Mentari Konflik – Season 2
Bab 1: Retakan yang Masih Membekas
Tiga minggu setelah malam itu.
Langit Kota Mentari masih sama—kelabu dan muram seperti menyimpan rahasia. Tapi bagi mereka yang pernah masuk ke dalam bangunan itu, tak ada yang bisa kembali seperti semula.
Odo berdiri di depan ruang perawatan Amara. Tangan kanannya menggenggam boneka kecil yang dulu pernah dibelikan gadis itu di sebuah festival sekolah. Boneka itu kini rusak, salah satu matanya lepas, tapi Odo tetap membawanya.
Amara belum bangun. Sejak ledakan di SubRosa lama, ia tak sadarkan diri. Dokter bilang ini bukan luka fisik—tapi mental. Trauma. Terlalu banyak untuk usia mereka.
Bhima tidak pernah datang menjenguk.
"Dia nggak kuat lihat Amara kayak gini," kata Rere suatu hari. Tapi Odo tahu, Bhima bukan menghindar karena takut. Tapi karena marah—pada dirinya sendiri, pada semuanya.
**
Di tempat lain, di lantai OSIS yang kini hampir kosong, Elara memandangi layar besar yang sebelumnya dipakai untuk rapat SubRosa. Kali ini, hanya ada satu file terbuka.

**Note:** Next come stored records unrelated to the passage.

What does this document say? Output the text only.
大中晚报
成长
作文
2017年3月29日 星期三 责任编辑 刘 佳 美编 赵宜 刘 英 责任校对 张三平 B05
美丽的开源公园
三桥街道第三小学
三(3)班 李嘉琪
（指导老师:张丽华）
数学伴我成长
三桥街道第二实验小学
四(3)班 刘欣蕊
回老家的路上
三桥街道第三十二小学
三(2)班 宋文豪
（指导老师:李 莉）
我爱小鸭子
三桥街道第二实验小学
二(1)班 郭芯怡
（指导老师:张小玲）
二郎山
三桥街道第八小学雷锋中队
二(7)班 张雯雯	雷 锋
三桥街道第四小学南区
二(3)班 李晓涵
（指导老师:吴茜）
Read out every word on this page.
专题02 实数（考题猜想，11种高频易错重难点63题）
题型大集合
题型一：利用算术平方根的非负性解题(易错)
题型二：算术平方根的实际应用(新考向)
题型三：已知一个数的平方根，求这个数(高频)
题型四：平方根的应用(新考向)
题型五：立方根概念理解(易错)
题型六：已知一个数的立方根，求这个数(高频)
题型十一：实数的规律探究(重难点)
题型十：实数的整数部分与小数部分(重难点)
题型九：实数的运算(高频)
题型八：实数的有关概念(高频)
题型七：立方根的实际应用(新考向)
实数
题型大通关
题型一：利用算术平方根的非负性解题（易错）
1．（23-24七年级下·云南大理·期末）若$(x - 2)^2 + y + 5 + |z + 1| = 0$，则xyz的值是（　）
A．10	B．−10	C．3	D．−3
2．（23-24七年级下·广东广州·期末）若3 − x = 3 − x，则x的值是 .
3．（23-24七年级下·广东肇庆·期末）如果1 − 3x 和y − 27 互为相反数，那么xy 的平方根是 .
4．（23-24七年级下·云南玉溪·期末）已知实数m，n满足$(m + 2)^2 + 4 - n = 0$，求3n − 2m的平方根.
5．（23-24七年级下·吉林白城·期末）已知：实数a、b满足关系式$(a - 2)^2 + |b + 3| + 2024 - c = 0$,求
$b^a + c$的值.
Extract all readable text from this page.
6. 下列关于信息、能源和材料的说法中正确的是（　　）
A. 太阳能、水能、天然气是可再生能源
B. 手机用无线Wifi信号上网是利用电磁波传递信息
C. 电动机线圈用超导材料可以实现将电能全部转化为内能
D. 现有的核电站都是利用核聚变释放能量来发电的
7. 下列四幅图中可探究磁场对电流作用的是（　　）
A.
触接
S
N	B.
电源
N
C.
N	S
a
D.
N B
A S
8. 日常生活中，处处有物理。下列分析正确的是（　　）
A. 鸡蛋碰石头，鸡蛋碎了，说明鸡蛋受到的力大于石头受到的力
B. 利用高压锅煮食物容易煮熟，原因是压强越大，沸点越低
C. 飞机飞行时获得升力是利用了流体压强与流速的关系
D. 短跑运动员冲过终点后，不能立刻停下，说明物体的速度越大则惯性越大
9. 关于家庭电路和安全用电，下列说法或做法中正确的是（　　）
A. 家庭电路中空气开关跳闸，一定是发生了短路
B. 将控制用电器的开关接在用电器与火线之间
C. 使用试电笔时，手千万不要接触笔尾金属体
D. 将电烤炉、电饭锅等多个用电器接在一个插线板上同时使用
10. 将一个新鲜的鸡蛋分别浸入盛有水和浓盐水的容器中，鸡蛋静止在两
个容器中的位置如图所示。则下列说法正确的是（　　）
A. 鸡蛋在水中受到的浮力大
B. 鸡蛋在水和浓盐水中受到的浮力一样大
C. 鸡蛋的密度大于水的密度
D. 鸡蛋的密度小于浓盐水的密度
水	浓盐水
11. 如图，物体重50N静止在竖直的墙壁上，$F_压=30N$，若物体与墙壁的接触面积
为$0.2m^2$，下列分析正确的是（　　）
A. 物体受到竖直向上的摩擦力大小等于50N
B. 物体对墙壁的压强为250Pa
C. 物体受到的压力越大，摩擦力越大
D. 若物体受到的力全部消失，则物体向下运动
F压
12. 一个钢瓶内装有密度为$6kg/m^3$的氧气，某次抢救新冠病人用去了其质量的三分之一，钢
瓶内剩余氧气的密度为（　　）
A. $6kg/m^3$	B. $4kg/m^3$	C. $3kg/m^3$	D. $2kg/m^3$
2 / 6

SubRosa Project Phase II: The Nine Trials – Lokasi Tidak Diketahui
Di sebelahnya, Solara duduk sambil memainkan gelang pintarnya. "Jadi kita nunggu apa, Lar? Tanda dari si 'Pengawas Bertopeng' lagi?"
Elara tak menjawab. Matanya tertuju pada peta digital. Tiga titik merah muncul—tiga kota di luar Mentari.
"Bukan nunggu tanda," katanya akhirnya. "Kita cari mereka duluan."
**
Sementara itu, di Dirgantara...
Altair duduk di kursi belakang kelas, sendirian. Azura dan Jevan diskors, Aveline menghilang, Kalista masih shock. Niko—entah ke mana.
Pak Yoo menggantikan Pak Mattius yang kini juga menghilang.
"Sekolah ini sepi banget, ya," gumam Kevin pelan dari bangku depan.
Altair hanya menatap keluar jendela. Dalam pikirannya: Bhima. Odo. SubRosa.
Dan satu pertanyaan yang tak bisa dia hapus:
"Kita semua bagian dari permainan... atau hanya sisa dari permainan yang gagal?"
**
Odo berdiri di atap Pelita. Angin sore menerpa jaketnya yang mulai sobek. Di tangannya, gelang SubRosa yang sudah mati—atau mungkin pura-pura mati.
Bhima berdiri tak jauh darinya, seperti bayangan.
"Kalau Amara nggak bangun juga…" kata Bhima pelan. "Apa lo masih mau teruskan semua ini?"
Odo menoleh. "Justru karena dia belum bangun, gue gak bisa berhenti."
Dan jauh di bawah mereka, mesin-mesin tua mulai menyala kembali.